Monday, March 19, 2007
The Tree of the Knowledge of Good and Evil
During a Karl Barth discussion at Starbucks on Friday morning we were talking about the reality of evil in the created realm, and I got thinking about the Tree of the Knowledge of Good and Evil in the Garden of Eden. Someone was summarizing Barth's point which said that for God to create people who could appreciate His glory and His goodness then those people would have to have at least an awareness of non-goodness and non-glory. To know God as God we would have to have some concept of not-God.
The question then raised was: So does that mean we'd have to sin? That seems wrong.

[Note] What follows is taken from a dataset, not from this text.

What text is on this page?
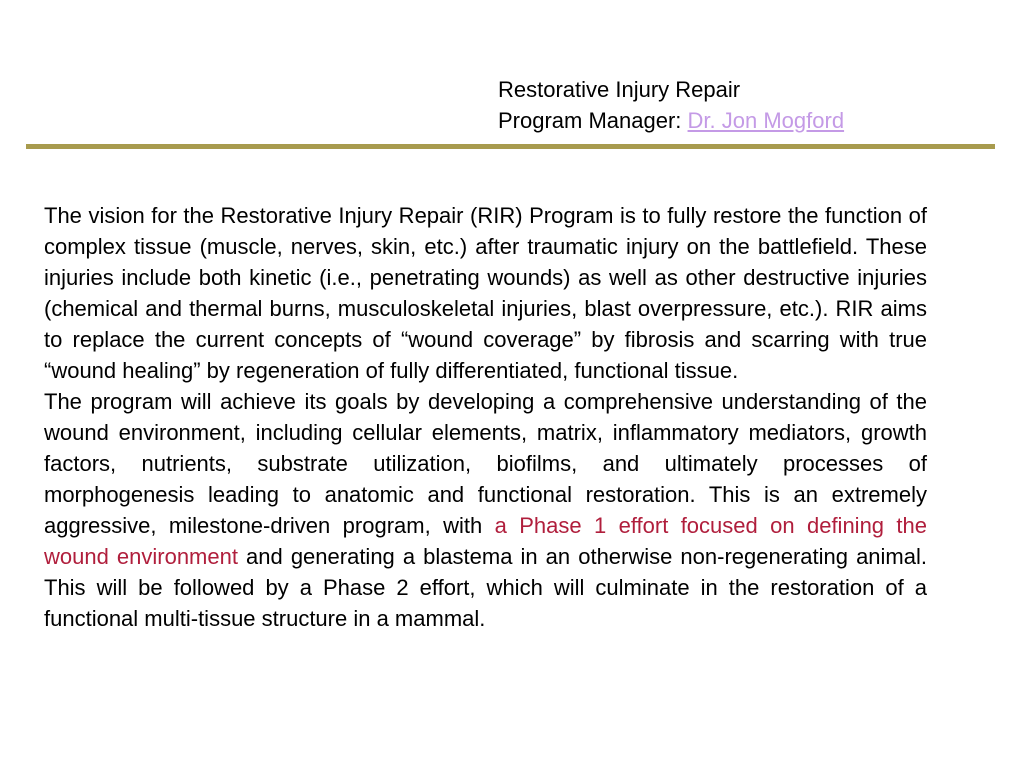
Restorative Injury Repair
Program Manager: Dr. Jon Mogford

The vision for the Restorative Injury Repair (RIR) Program is to fully restore the function of complex tissue (muscle, nerves, skin, etc.) after traumatic injury on the battlefield. These injuries include both kinetic (i.e., penetrating wounds) as well as other destructive injuries (chemical and thermal burns, musculoskeletal injuries, blast overpressure, etc.). RIR aims to replace the current concepts of “wound coverage” by fibrosis and scarring with true “wound healing” by regeneration of fully differentiated, functional tissue.

The program will achieve its goals by developing a comprehensive understanding of the wound environment, including cellular elements, matrix, inflammatory mediators, growth factors, nutrients, substrate utilization, biofilms, and ultimately processes of morphogenesis leading to anatomic and functional restoration. This is an extremely aggressive, milestone-driven program, with a Phase 1 effort focused on defining the wound environment and generating a blastema in an otherwise non-regenerating animal. This will be followed by a Phase 2 effort, which will culminate in the restoration of a functional multi-tissue structure in a mammal.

That is where the tree of knowledge of good and evil comes in. I often ask myself why God put it there. After all, it really ended up ruining things. And that's when a thought hit hit me. Perhaps the tree, even before it was eaten from, by its very presence and its forbiddenness, already provided knowledge of good and evil (in an innocent yet very real way).
After all, they had knowledge of good all around them: Created life as creatures in right relationship with their Creator. They had knowledge of evil right in front of them. You could disobey if you wanted to. You could have created life as creatures in wrong relationship with Your Creator. There was God or not-God; life or not-life; good or not-good. To use Barth's words, there was Yes or No; Light or Shadow.
And so there is the tree. Just be being there it gives humankind the freedom they need to have to actually love God and experience good. Just by being there it also gives them responsibility. Trust and obey God or not. Perhaps when they bit the fruit, they already 'knew' good and evil, but now they 'knew' it in an intimate way. Interesting that a couple chapters later Adam knew Eve, and the idiom means they had sex with each other.
Fast forward many millennia. In Revelation 22 we have one tree in heaven: the Tree of Life. There is no tree of knowledge of good and evil. The Tree of Life is everywhere, all around the River. Its leaves carry healing for the nations. In our discussion at Starbucks it was asked whether there would be anything in heaven to remind us of that concept of not-good and not-life.
I found the suggestion that was made to be incredibly interesting: Perhaps that is why the resurrected Jesus still had his wounds.